Additional studies involving dapoxetine showed minimal food effects.[13]
Mean maximal plasma concentrations of dapoxetine decreased slightly after a
high-fat meal, from 443 ng/mL (fasted) to 398 ng/mL (fed), and were delayed
by approximately 0.5 hours following a high-fat meal (1.3 hours fasted, 1.63
hours fed). There was no effect of food on elimination of this agent, with <
5% of peak plasma concentration being present 24 hours after oral
administration. Interestingly, the most frequent AE with dapoxetine is
nausea, which was decreased after a high-fat meal (24% of fasted and 14% of
fed subjects). Perhaps a complete steak dinner will be required with this
medication for the patients who complain of nausea.

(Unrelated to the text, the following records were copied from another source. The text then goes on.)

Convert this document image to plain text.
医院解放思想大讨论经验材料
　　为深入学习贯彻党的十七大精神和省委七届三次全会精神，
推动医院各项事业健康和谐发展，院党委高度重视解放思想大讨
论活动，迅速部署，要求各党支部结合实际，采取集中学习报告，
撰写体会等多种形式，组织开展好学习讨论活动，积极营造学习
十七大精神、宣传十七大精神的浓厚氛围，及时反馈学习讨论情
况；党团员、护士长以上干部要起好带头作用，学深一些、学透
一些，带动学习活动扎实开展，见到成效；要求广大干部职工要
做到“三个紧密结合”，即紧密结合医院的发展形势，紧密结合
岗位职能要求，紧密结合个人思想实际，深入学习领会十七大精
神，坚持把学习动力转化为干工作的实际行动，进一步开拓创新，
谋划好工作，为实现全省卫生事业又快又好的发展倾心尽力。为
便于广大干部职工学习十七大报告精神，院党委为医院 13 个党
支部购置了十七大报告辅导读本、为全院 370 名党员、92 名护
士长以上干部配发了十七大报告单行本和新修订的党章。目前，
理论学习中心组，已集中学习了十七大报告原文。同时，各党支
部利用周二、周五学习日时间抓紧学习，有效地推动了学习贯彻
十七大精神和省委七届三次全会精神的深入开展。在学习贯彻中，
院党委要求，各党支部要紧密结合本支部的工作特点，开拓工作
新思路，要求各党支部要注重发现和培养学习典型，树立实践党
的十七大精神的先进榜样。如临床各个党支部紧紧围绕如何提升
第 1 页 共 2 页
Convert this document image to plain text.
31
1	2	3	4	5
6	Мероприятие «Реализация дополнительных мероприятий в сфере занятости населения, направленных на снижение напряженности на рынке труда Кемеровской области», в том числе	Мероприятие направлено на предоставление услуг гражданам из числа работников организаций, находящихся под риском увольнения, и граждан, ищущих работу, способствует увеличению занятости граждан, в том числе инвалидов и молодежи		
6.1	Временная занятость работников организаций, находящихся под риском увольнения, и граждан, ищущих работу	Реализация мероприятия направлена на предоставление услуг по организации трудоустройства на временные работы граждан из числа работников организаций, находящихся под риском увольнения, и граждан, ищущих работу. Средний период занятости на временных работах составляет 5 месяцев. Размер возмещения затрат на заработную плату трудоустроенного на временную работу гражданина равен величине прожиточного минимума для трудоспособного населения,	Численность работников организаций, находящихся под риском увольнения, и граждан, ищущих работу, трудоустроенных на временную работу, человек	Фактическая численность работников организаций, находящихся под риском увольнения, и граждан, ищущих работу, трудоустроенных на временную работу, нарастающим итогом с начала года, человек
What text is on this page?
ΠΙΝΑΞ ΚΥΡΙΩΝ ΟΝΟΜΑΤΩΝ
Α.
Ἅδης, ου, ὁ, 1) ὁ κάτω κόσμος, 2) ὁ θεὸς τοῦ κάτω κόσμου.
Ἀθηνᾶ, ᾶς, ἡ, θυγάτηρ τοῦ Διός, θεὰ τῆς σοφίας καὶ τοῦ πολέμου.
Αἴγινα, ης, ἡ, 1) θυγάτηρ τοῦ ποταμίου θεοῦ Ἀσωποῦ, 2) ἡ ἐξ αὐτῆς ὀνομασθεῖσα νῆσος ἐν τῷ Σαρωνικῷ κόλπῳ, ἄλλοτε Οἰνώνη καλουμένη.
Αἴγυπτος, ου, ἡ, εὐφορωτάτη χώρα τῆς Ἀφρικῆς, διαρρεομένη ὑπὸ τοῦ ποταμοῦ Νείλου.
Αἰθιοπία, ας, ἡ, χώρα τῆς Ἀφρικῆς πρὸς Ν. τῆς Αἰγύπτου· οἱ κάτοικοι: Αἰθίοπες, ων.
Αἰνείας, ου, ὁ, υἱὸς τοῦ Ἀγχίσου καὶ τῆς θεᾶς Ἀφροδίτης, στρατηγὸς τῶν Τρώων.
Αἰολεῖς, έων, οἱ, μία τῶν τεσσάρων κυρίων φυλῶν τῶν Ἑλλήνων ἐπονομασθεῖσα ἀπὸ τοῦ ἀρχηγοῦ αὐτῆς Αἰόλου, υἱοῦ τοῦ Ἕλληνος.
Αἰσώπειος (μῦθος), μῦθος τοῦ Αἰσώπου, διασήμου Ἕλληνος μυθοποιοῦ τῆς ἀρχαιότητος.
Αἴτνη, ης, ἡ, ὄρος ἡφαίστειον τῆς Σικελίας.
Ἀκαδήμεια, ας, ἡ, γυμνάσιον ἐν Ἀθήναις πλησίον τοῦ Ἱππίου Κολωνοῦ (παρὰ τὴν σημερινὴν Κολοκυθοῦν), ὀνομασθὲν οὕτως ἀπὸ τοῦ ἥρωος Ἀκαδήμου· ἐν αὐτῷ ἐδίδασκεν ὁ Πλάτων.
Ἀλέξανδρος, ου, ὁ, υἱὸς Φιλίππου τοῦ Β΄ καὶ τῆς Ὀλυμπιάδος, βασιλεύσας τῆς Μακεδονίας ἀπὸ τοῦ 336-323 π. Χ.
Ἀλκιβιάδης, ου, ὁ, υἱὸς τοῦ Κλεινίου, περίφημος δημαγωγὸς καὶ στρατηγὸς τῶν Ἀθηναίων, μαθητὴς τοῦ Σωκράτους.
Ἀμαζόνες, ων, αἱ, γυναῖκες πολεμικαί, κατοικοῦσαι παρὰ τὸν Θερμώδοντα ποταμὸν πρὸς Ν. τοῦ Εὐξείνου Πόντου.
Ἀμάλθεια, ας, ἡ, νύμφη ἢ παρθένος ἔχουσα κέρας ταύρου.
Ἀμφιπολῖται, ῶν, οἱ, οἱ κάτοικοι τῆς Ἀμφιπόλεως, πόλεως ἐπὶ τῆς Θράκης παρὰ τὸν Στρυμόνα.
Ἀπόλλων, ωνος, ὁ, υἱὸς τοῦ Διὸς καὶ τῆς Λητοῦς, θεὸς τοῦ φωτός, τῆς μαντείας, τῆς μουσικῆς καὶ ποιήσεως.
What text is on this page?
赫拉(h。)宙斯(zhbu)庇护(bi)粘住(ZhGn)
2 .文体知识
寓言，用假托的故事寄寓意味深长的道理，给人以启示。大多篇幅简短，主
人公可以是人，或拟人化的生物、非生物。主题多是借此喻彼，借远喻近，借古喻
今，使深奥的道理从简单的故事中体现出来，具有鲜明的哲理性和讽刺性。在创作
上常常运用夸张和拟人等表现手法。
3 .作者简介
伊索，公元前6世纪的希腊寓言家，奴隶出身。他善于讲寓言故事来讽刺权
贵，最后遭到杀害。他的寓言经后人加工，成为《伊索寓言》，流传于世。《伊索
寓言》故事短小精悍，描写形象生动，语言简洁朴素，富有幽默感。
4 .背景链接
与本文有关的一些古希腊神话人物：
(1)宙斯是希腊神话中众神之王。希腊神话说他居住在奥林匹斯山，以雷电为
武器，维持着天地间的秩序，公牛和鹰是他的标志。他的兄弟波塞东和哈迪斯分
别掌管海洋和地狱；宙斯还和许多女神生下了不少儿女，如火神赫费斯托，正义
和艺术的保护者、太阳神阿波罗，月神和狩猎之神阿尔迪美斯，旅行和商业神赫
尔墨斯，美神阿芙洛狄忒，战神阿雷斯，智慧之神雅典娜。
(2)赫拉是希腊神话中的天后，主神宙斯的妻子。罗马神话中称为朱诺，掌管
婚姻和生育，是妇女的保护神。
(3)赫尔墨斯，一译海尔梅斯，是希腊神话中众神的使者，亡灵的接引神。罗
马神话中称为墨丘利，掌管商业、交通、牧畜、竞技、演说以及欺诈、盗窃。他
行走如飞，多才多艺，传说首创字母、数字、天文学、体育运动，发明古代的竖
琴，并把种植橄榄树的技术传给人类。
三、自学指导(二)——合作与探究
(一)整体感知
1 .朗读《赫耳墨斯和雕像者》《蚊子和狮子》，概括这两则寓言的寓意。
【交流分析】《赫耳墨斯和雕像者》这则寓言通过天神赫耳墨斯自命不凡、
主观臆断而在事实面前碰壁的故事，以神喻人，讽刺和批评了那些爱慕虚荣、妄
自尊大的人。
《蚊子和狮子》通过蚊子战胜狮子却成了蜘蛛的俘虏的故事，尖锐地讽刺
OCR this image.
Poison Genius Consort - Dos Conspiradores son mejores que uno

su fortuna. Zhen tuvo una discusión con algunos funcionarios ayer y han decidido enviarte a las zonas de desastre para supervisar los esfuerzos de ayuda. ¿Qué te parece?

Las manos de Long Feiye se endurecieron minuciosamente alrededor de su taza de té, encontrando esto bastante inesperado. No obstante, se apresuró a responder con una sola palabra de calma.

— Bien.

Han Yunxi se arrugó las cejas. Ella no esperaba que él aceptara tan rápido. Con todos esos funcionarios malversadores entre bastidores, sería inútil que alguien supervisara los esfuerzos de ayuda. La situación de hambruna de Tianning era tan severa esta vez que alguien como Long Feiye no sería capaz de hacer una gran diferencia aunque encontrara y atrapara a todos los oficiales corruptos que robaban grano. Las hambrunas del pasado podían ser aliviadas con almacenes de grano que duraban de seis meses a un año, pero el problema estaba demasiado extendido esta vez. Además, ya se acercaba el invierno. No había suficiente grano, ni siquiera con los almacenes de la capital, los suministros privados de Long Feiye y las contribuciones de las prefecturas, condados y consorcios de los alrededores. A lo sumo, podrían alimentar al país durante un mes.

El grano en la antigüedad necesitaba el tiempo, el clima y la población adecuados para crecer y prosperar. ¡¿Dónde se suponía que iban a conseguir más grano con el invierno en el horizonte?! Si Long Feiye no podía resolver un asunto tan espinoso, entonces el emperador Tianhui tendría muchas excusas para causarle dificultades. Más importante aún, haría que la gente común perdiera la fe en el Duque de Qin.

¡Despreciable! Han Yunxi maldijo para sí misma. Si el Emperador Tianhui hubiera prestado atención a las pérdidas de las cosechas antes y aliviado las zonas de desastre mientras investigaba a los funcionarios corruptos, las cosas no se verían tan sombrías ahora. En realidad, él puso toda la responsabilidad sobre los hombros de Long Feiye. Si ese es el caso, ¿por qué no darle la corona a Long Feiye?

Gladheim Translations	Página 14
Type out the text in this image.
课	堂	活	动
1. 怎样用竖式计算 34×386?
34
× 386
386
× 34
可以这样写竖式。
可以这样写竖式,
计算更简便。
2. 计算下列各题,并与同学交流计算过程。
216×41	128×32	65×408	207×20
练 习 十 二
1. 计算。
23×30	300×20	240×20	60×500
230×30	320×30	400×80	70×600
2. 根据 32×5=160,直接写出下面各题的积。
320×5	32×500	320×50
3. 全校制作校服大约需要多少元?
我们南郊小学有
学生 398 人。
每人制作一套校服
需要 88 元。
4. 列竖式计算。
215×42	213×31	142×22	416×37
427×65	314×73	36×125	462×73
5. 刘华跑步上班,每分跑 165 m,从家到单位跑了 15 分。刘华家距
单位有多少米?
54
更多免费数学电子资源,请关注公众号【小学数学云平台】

The question of daily dosing and accumulation was reported in a study of 42
healthy males.[14] Dapoxetine was rapidly absorbed with mean maximal plasma
concentrations achieved at 1.01 and 1.27 hours after single doses of
dapoxetine 30 and 60 mg. With repeated daily dosing, steady-state plasma
concentrations were reached within 4 days, with modest accumulation
(1.5-fold). Elimination of dapoxetine was rapid and biphasic, with initial
and terminal half-lives of 1.4 and 20 hours. The authors concluded that the
pharmacokinetic profile of dapoxetine is ideally suited to an on-demand oral
therapy for PE.
Educational Need

Even though PE is the most common male sexual dysfunction, it seems to be
under-reported by patients and underestimated by physicians. There have been
2 large surveys conducted -- one that looked at the prevalence and attitudes
regarding PE among 11,543 men from the United States, Germany, and Italy,
and another querying 271 physicians (primary care physicians, urologists,
and psychiatrists) from the United States, Germany, Italy, and Mexico..[15]
Seventy-two percent of men with self-reported PE claimed significant worry
about their ability to last during intercourse, with 59% reporting
frustration at climaxing too soon. In contrast, > 90% of physicians thought
that PE caused only minor or no distress to their patients. Approximately
12% of men stated that they had consulted a physician for this condition,
with 80% claiming to have initiated the conversation and 85% reporting
little or no improvement from this medical interaction. Obviously medical
enlightenment is needed.

Clearly, PE is a common and distressing condition for a sizeable segment of
the male population. Patients and couples often seek expensive and
ineffective off-label therapies. education about PE, its prevalence, and
beneficial therapies for both consumers and physicians is urgently needed.

LMac

2006-01-23, 1:47 am

Timothy Hutchinson, Sr Partner wrote:

> New Findings in the Treatment of Premature Ejaculation CME
>
>
>
> Wayne J. G. Hellstrom, MD, FACS
>
> -====== snip ======-
>

An interesting note among the papers was that many patients had reported
PE to their MD without receiving feedback on possible treatment. That
has been my experience dating from 2001. (One GP and two Uros.)

Many thanks to Timothy for the post -- have burned it to a CD and will
give it to my Uro during spring visit.